Three basic Styles of data model:
Conceptual data models.
These models, sometimes called domain models, are typically used to
explore domain concepts with project stakeholders. On Agile teams
high-level conceptual models are often created as part of your initial
requirements envisioning efforts as they are used to explore the
high-level static business structures and concepts. On traditional
teams conceptual data models are often created as the precursor to LDMs
or as alternatives to LDMs.
Logical data models (LDMs).
LDMs are used to explore the domain concepts, and their relationships,
of your problem domain. This could be done for the scope of a single
project or for your entire enterprise. LDMs depict the logical entity
types, typically referred to simply as entity types, the data attributes
describing those entities, and the relationships between the entities.
LDMs are rarely used on Agile projects although often are on traditional
projects (where they rarely seem to add much value in practice).
Physical data models (PDMs).
PDMs are used to design the internal schema of a database, depicting
the data tables, the data columns of those tables, and the relationships
between the tables. PDMs often prove to be useful on both Agile and
traditional projects and as a result the focus of this article is on
physical modeling.
Although LDMs and PDMs sound very similar, and
they in fact are, the level of detail that they model can be
significantly different. This is because the goals for each diagram is
different – you can use an LDM to explore domain concepts with your
stakeholders and the PDM to define your database design.
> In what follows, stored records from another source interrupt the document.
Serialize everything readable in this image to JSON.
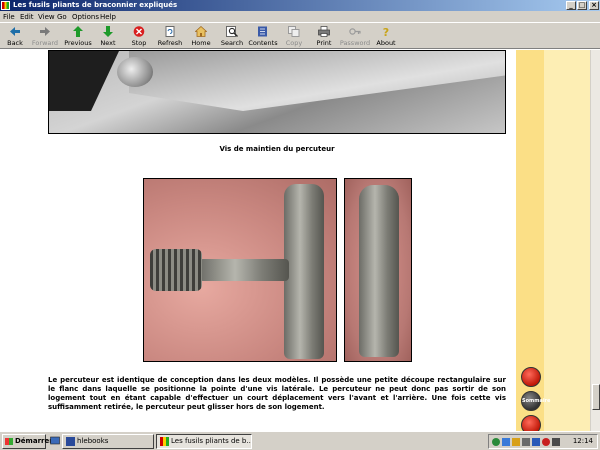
{
  "window": {
    "title": "Les fusils pliants de braconnier expliqués",
    "controls": [
      "_",
      "□",
      "×"
    ]
  },
  "menu": [
    "File",
    "Edit",
    "View",
    "Go",
    "Options",
    "Help"
  ],
  "toolbar": [
    {
      "label": "Back",
      "icon": "arrow-left-icon",
      "color": "#1e6ea8",
      "enabled": true
    },
    {
      "label": "Forward",
      "icon": "arrow-right-icon",
      "color": "#7a7a7a",
      "enabled": false
    },
    {
      "label": "Previous",
      "icon": "arrow-up-icon",
      "color": "#1e9a2a",
      "enabled": true
    },
    {
      "label": "Next",
      "icon": "arrow-down-icon",
      "color": "#1e9a2a",
      "enabled": true
    },
    {
      "label": "Stop",
      "icon": "stop-icon",
      "color": "#d81e1e",
      "enabled": true
    },
    {
      "label": "Refresh",
      "icon": "refresh-icon",
      "color": "#6a6a6a",
      "enabled": true
    },
    {
      "label": "Home",
      "icon": "home-icon",
      "color": "#a06a20",
      "enabled": true
    },
    {
      "label": "Search",
      "icon": "search-icon",
      "color": "#4a4a4a",
      "enabled": true
    },
    {
      "label": "Contents",
      "icon": "contents-icon",
      "color": "#3a5aa8",
      "enabled": true
    },
    {
      "label": "Copy",
      "icon": "copy-icon",
      "color": "#9a9a9a",
      "enabled": false
    },
    {
      "label": "Print",
      "icon": "printer-icon",
      "color": "#3a3a3a",
      "enabled": true
    },
    {
      "label": "Password",
      "icon": "key-icon",
      "color": "#9a9a9a",
      "enabled": false
    },
    {
      "label": "About",
      "icon": "question-icon",
      "color": "#c8a418",
      "enabled": true
    }
  ],
  "content": {
    "caption": "Vis de maintien du percuteur",
    "paragraph": "Le percuteur est identique de conception dans les deux modèles. Il possède une petite découpe rectangulaire sur le flanc dans laquelle se positionne la pointe d'une vis latérale. Le percuteur ne peut donc pas sortir de son logement tout en étant capable d'effectuer un court déplacement vers l'avant et l'arrière. Une fois cette vis suffisamment retirée, le percuteur peut glisser hors de son logement.",
    "nav_middle_label": "Sommaire"
  },
  "taskbar": {
    "start_label": "Démarrer",
    "tasks": [
      {
        "label": "hlebooks",
        "active": false
      },
      {
        "label": "Les fusils pliants de b...",
        "active": true
      }
    ],
    "clock": "12:14"
  },
  "colors": {
    "title_bar_start": "#0a246a",
    "band_dark": "#fbdf86",
    "band_light": "#fdeeb4",
    "chrome": "#d4d0c8"
  }
}
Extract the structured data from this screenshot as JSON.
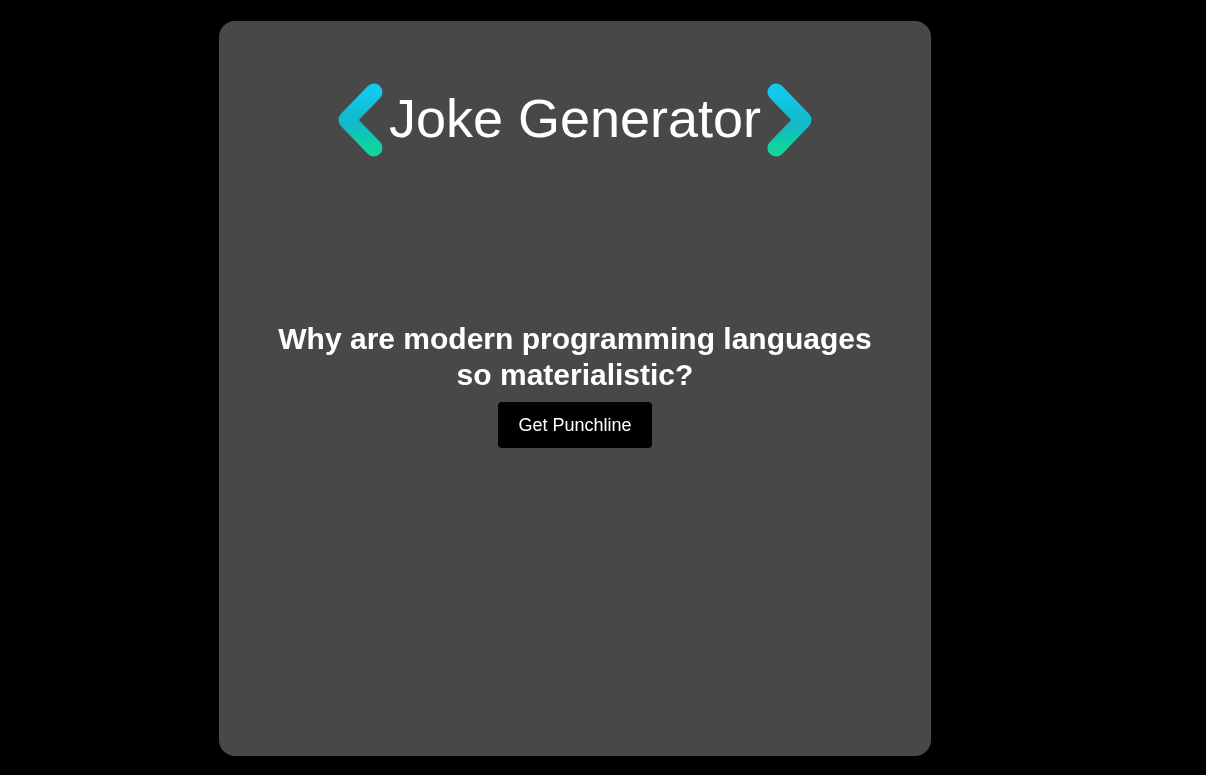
{
  "logo": {
    "title": "Joke Generator"
  },
  "joke": {
    "setup": "Why are modern programming languages so materialistic?"
  },
  "punchline_button": {
    "label": "Get Punchline"
  }
}
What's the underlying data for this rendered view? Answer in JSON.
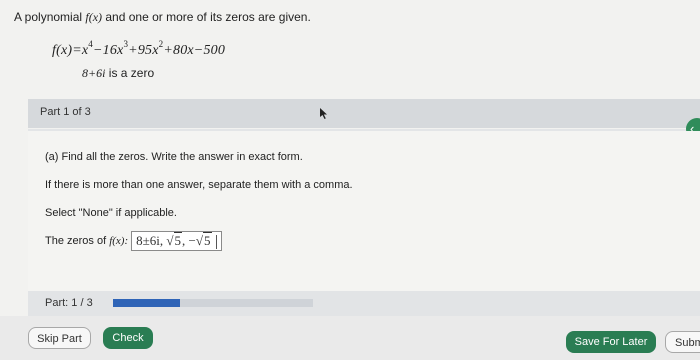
{
  "problem": {
    "intro_pre": "A polynomial ",
    "fx": "f(x)",
    "intro_post": " and one or more of its zeros are given.",
    "eq": {
      "lhs": "f(x)=x",
      "e1": "4",
      "t2": "−16x",
      "e2": "3",
      "t3": "+95x",
      "e3": "2",
      "t4": "+80x−500"
    },
    "zero_value": "8+6i",
    "zero_suffix": " is a zero"
  },
  "part": {
    "header_label": "Part 1 of 3"
  },
  "question": {
    "line_a": "(a) Find all the zeros. Write the answer in exact form.",
    "line_multi": "If there is more than one answer, separate them with a comma.",
    "line_none": "Select \"None\" if applicable.",
    "answer_prefix": "The zeros of ",
    "answer_fx": "f(x):",
    "answer": {
      "a": "8±6i,",
      "rad1": "√",
      "r1": "5",
      "sep": ",",
      "neg": "−",
      "rad2": "√",
      "r2": "5"
    }
  },
  "progress": {
    "label": "Part: 1 / 3",
    "fraction": 0.3333
  },
  "buttons": {
    "skip": "Skip Part",
    "check": "Check",
    "save": "Save For Later",
    "submit": "Subm"
  },
  "colors": {
    "accent_green": "#2a7d53",
    "progress_blue": "#2f64b7"
  }
}
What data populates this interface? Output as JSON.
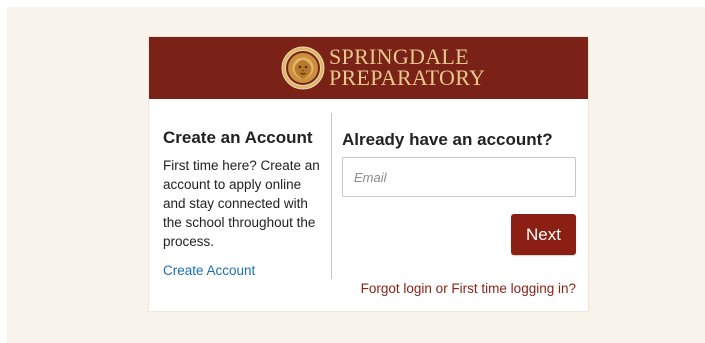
{
  "brand": {
    "line1": "SPRINGDALE",
    "line2": "PREPARATORY",
    "banner_color": "#7a2118",
    "text_color": "#e7c98b",
    "logo_icon": "lion-seal-icon"
  },
  "create_account": {
    "title": "Create an Account",
    "description": "First time here? Create an account to apply online and stay connected with the school throughout the process.",
    "link_label": "Create Account",
    "link_color": "#1b6fb1"
  },
  "login": {
    "title": "Already have an account?",
    "email_placeholder": "Email",
    "email_value": "",
    "next_label": "Next",
    "forgot_label": "Forgot login or First time logging in?",
    "accent_color": "#8c1f14"
  }
}
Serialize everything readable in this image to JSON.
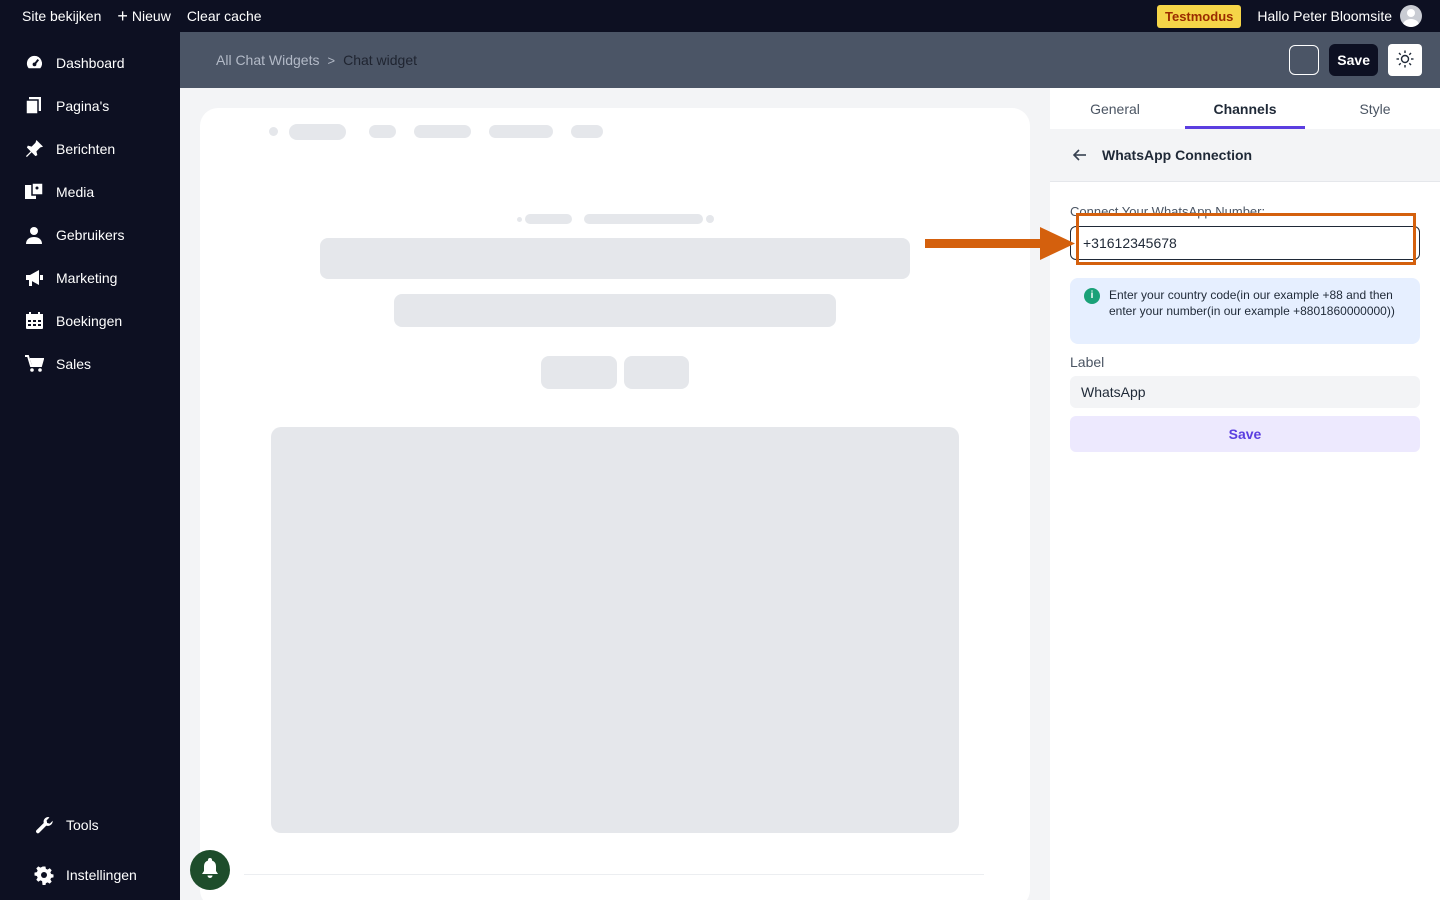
{
  "topbar": {
    "view_site": "Site bekijken",
    "new": "Nieuw",
    "clear_cache": "Clear cache",
    "test_mode": "Testmodus",
    "greeting": "Hallo Peter Bloomsite"
  },
  "sidebar": {
    "items": [
      {
        "label": "Dashboard",
        "icon": "dashboard-icon"
      },
      {
        "label": "Pagina's",
        "icon": "pages-icon"
      },
      {
        "label": "Berichten",
        "icon": "pin-icon"
      },
      {
        "label": "Media",
        "icon": "media-icon"
      },
      {
        "label": "Gebruikers",
        "icon": "user-icon"
      },
      {
        "label": "Marketing",
        "icon": "megaphone-icon"
      },
      {
        "label": "Boekingen",
        "icon": "calendar-icon"
      },
      {
        "label": "Sales",
        "icon": "cart-icon"
      }
    ],
    "bottom": [
      {
        "label": "Tools",
        "icon": "wrench-icon"
      },
      {
        "label": "Instellingen",
        "icon": "gear-icon"
      }
    ]
  },
  "header": {
    "breadcrumb_parent": "All Chat Widgets",
    "breadcrumb_separator": ">",
    "breadcrumb_current": "Chat widget",
    "save_label": "Save"
  },
  "panel": {
    "tabs": [
      {
        "label": "General",
        "active": false
      },
      {
        "label": "Channels",
        "active": true
      },
      {
        "label": "Style",
        "active": false
      }
    ],
    "title": "WhatsApp Connection",
    "connect_label": "Connect Your WhatsApp Number:",
    "phone_value": "+31612345678",
    "info_text": "Enter your country code(in our example +88 and then enter your number(in our example +8801860000000))",
    "label_title": "Label",
    "label_value": "WhatsApp",
    "save_label": "Save"
  },
  "colors": {
    "accent": "#5b3ee0",
    "highlight": "#d4600d",
    "sidebar_bg": "#0d1022"
  }
}
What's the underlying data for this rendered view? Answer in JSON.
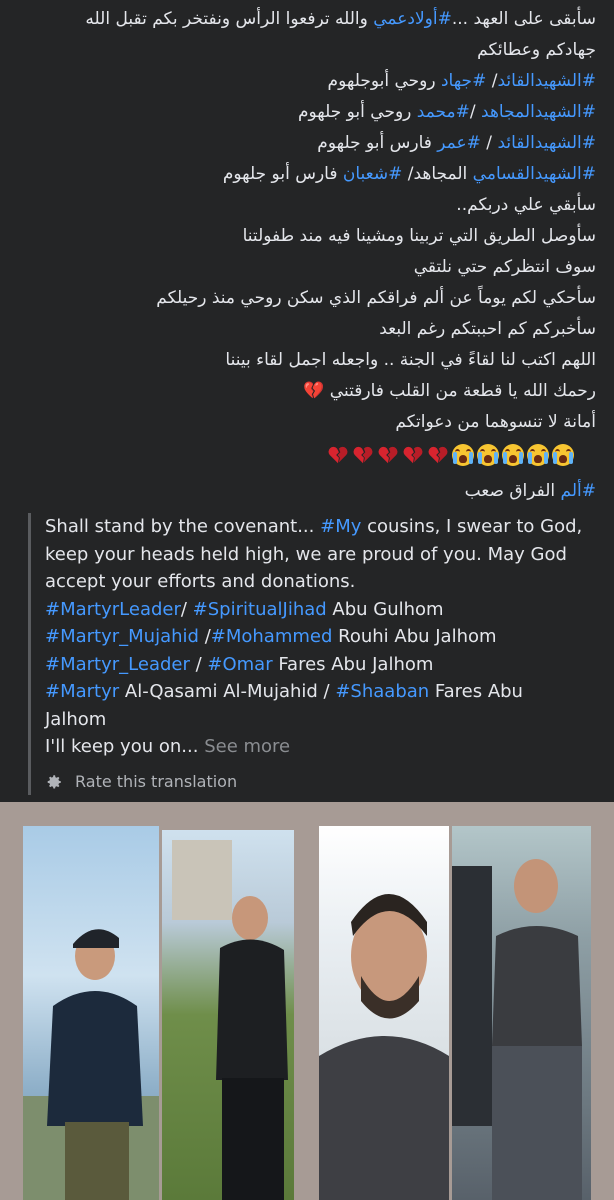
{
  "arabic_lines": [
    {
      "parts": [
        {
          "t": "سأبقى على العهد ...",
          "tag": false
        },
        {
          "t": "#أولادعمي",
          "tag": true
        },
        {
          "t": " والله ترفعوا الرأس ونفتخر بكم تقبل الله",
          "tag": false
        }
      ]
    },
    {
      "parts": [
        {
          "t": "جهادكم وعطائكم",
          "tag": false
        }
      ]
    },
    {
      "parts": [
        {
          "t": "#الشهيدالقائد",
          "tag": true
        },
        {
          "t": "/ ",
          "tag": false
        },
        {
          "t": "#جهاد",
          "tag": true
        },
        {
          "t": " روحي أبوجلهوم",
          "tag": false
        }
      ]
    },
    {
      "parts": [
        {
          "t": "#الشهيدالمجاهد",
          "tag": true
        },
        {
          "t": " /",
          "tag": false
        },
        {
          "t": "#محمد",
          "tag": true
        },
        {
          "t": " روحي أبو جلهوم",
          "tag": false
        }
      ]
    },
    {
      "parts": [
        {
          "t": "#الشهيدالقائد",
          "tag": true
        },
        {
          "t": " / ",
          "tag": false
        },
        {
          "t": "#عمر",
          "tag": true
        },
        {
          "t": " فارس أبو جلهوم",
          "tag": false
        }
      ]
    },
    {
      "parts": [
        {
          "t": "#الشهيدالقسامي",
          "tag": true
        },
        {
          "t": " المجاهد/ ",
          "tag": false
        },
        {
          "t": "#شعبان",
          "tag": true
        },
        {
          "t": " فارس أبو جلهوم",
          "tag": false
        }
      ]
    },
    {
      "parts": [
        {
          "t": "سأبقي علي دربكم..",
          "tag": false
        }
      ]
    },
    {
      "parts": [
        {
          "t": "سأوصل الطريق التي تربينا ومشينا فيه مند طفولتنا",
          "tag": false
        }
      ]
    },
    {
      "parts": [
        {
          "t": "سوف انتظركم حتي نلتقي",
          "tag": false
        }
      ]
    },
    {
      "parts": [
        {
          "t": "سأحكي لكم يوماً عن ألم فراقكم الذي سكن روحي منذ رحيلكم",
          "tag": false
        }
      ]
    },
    {
      "parts": [
        {
          "t": "سأخبركم كم احببتكم رغم البعد",
          "tag": false
        }
      ]
    },
    {
      "parts": [
        {
          "t": "اللهم اكتب لنا لقاءً في الجنة .. واجعله اجمل لقاء بيننا",
          "tag": false
        }
      ]
    },
    {
      "parts": [
        {
          "t": "رحمك الله يا قطعة من القلب فارقتني ",
          "tag": false
        },
        {
          "t": "💔",
          "tag": false
        }
      ]
    },
    {
      "parts": [
        {
          "t": "أمانة لا تنسوهما من دعواتكم",
          "tag": false
        }
      ]
    }
  ],
  "emoji_row": {
    "broken_hearts": 5,
    "crying_faces": 5
  },
  "closing_line": {
    "parts": [
      {
        "t": "#ألم",
        "tag": true
      },
      {
        "t": " الفراق صعب",
        "tag": false
      }
    ]
  },
  "translation": {
    "lines": [
      [
        {
          "t": "Shall stand by the covenant... ",
          "tag": false
        },
        {
          "t": "#My",
          "tag": true
        },
        {
          "t": " cousins, I swear to God,",
          "tag": false
        }
      ],
      [
        {
          "t": "keep your heads held high, we are proud of you. May God",
          "tag": false
        }
      ],
      [
        {
          "t": "accept your efforts and donations.",
          "tag": false
        }
      ],
      [
        {
          "t": "#MartyrLeader",
          "tag": true
        },
        {
          "t": "/ ",
          "tag": false
        },
        {
          "t": "#SpiritualJihad",
          "tag": true
        },
        {
          "t": " Abu Gulhom",
          "tag": false
        }
      ],
      [
        {
          "t": "#Martyr_Mujahid",
          "tag": true
        },
        {
          "t": " /",
          "tag": false
        },
        {
          "t": "#Mohammed",
          "tag": true
        },
        {
          "t": " Rouhi Abu Jalhom",
          "tag": false
        }
      ],
      [
        {
          "t": "#Martyr_Leader",
          "tag": true
        },
        {
          "t": " / ",
          "tag": false
        },
        {
          "t": "#Omar",
          "tag": true
        },
        {
          "t": " Fares Abu Jalhom",
          "tag": false
        }
      ],
      [
        {
          "t": "#Martyr",
          "tag": true
        },
        {
          "t": " Al-Qasami Al-Mujahid / ",
          "tag": false
        },
        {
          "t": "#Shaaban",
          "tag": true
        },
        {
          "t": " Fares Abu",
          "tag": false
        }
      ],
      [
        {
          "t": "Jalhom",
          "tag": false
        }
      ]
    ],
    "truncated_text": "I'll keep you on...",
    "see_more": "See more",
    "rate_label": "Rate this translation"
  },
  "colors": {
    "background": "#242526",
    "text": "#e4e6eb",
    "hashtag": "#4599ff",
    "muted": "#8a8d91",
    "photo_frame": "#a79b95"
  },
  "icons": {
    "rate": "gear-icon",
    "heart": "broken-heart-icon",
    "face": "loudly-crying-face-icon"
  },
  "photos": [
    {
      "name": "photo-1",
      "shirt": "#1c2a3c"
    },
    {
      "name": "photo-2",
      "shirt": "#1d1f22"
    },
    {
      "name": "photo-3",
      "shirt": "#3e3f44"
    },
    {
      "name": "photo-4",
      "shirt": "#3a3c40"
    }
  ]
}
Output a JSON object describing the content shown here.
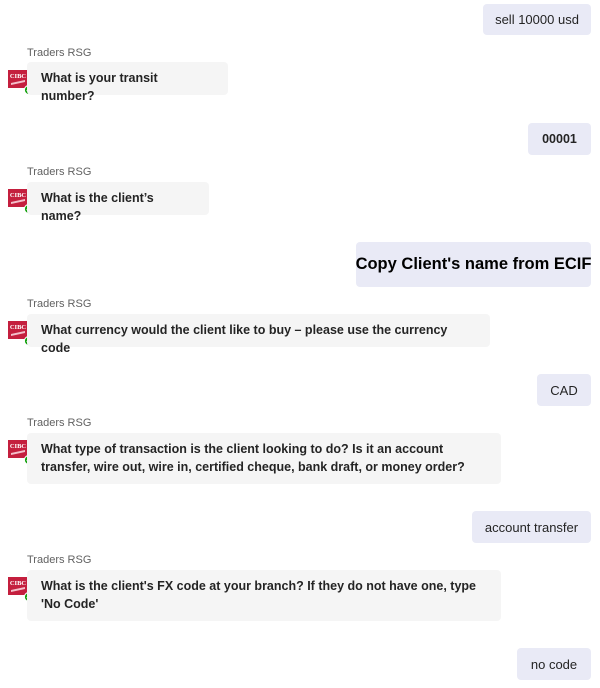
{
  "bot_name": "Traders RSG",
  "bot_logo_text": "CIBC",
  "colors": {
    "user_bubble": "#e9eaf6",
    "bot_bubble": "#f5f5f5",
    "logo_red": "#c41f3e",
    "status_green": "#13a10e"
  },
  "messages": [
    {
      "from": "user",
      "text": "sell 10000 usd"
    },
    {
      "from": "bot",
      "text": "What is your transit number?"
    },
    {
      "from": "user",
      "text": "00001"
    },
    {
      "from": "bot",
      "text": "What is the client’s name?"
    },
    {
      "from": "user",
      "text": "Copy Client's name from ECIF"
    },
    {
      "from": "bot",
      "text": "What currency would the client like to buy – please use the currency code"
    },
    {
      "from": "user",
      "text": "CAD"
    },
    {
      "from": "bot",
      "text": "What type of transaction is the client looking to do? Is it an account transfer, wire out, wire in, certified cheque, bank draft, or money order?"
    },
    {
      "from": "user",
      "text": "account transfer"
    },
    {
      "from": "bot",
      "text": "What is the client's FX code at your branch? If they do not have one, type 'No Code'"
    },
    {
      "from": "user",
      "text": "no code"
    }
  ]
}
Figure 1. A simple logical data model.
Figure 2. A simple physical data model.
For
example, figure above examine the relationship between Customer and
Address there really should be two names “Each CUSTOMER may be located
in one or more ADDRESSES” and “Each ADDRESS may be the site of one or
more CUSTOMERS”.
What About Conceptual Models?
Halpin
(2001) points out that many data professionals prefer to create an
Object-Role Model (ORM), an example is depicted in Figure 3, instead of
an LDM for a conceptual model. The advantage is that the notation is
very simple, something your project stakeholders can quickly grasp,
although the disadvantage is that the models become large very quickly.
ORMs enable you to first explore actual data examples instead of simply
jumping to a potentially incorrect abstraction – for example Figure 3
examines the relationship between customers and addresses in detail.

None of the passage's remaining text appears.